From now on, df refers to a Pandas dataframe object and y_column is the column of df to be used as target. All columns in df but y_column are treated as explanatory variables. problem_type is a variable taking value 'regression' for regression problems and 'classification' for classification problems.

Data Valuation

df.kxy.data_valuation(y_column, problem_type=problem_type)

By default, your data is transmitted to our backend in clear. To anonymize your data before performing data valuation, simply set anonymize=True.

df.kxy.data_valuation(y_column, problem_type=problem_type, anonymize=True) # Data valuation using anonymized data.

Automatic (Model-Free) Feature Selection

df.kxy.variable_selection(y_column, problem_type=problem_type)

By default, your data is transmitted to our backend in clear. To anonymize your data before performing automatic feature selection, simply set anonymize=True.

df.kxy.variable_selection(y_column, problem_type=problem_type, anonymize=True) # Variable selection using anonymized data.

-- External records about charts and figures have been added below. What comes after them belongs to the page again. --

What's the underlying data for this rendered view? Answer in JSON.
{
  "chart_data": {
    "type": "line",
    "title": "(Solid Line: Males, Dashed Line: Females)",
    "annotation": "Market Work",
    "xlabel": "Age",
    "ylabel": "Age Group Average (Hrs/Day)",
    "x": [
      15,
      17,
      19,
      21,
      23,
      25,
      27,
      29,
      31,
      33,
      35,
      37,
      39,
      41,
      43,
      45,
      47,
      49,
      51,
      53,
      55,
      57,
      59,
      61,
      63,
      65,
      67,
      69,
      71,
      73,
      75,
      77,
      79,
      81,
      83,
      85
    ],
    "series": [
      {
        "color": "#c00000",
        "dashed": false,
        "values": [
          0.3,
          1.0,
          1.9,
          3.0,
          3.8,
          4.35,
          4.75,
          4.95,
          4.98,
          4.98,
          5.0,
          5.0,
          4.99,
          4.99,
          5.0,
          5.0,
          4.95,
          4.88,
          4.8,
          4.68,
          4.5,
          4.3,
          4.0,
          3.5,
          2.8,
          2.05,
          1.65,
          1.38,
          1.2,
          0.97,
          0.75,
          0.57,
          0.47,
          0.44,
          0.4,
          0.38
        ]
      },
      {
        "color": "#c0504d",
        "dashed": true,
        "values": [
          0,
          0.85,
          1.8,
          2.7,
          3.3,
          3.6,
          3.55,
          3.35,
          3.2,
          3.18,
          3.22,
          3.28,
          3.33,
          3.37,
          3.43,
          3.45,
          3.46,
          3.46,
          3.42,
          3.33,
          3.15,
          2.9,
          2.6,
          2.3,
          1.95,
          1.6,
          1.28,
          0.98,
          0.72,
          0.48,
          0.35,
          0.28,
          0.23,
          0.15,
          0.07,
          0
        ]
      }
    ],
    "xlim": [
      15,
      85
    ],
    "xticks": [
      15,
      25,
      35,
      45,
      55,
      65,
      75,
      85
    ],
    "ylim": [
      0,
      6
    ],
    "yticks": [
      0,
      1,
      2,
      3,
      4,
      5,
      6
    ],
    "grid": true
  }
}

Model-Driven Improvability

For the model-driven improvability analysis, predictions made by the production model should be contained in a column of the df. The variable prediction_column refers to said column. All columns in df but y_column and prediction_column are considered to be the explanatory variables/features used to train the production model.

anonymize = False # Set to True to anonymize your data before model-driven improvability
df.kxy.model_driven_improvability(y_column, prediction_column, problem_type=problem_type, anonymize=anonymize)

Data-Driven Improvability

For the data-driven improvability analysis, the list of columns representing new features/explanatory variables to consider (new_variables) should be provided. All columns in df that are neither y_column nor contained in new_variables are assumed to be the explanatory variables/features used to trained the production model.

anonymize = False # Set to True to anonymize your data before model-driven improvability
df.kxy.data_driven_improvability(y_column, new_variables, problem_type=problem_type, anonymize=anonymize)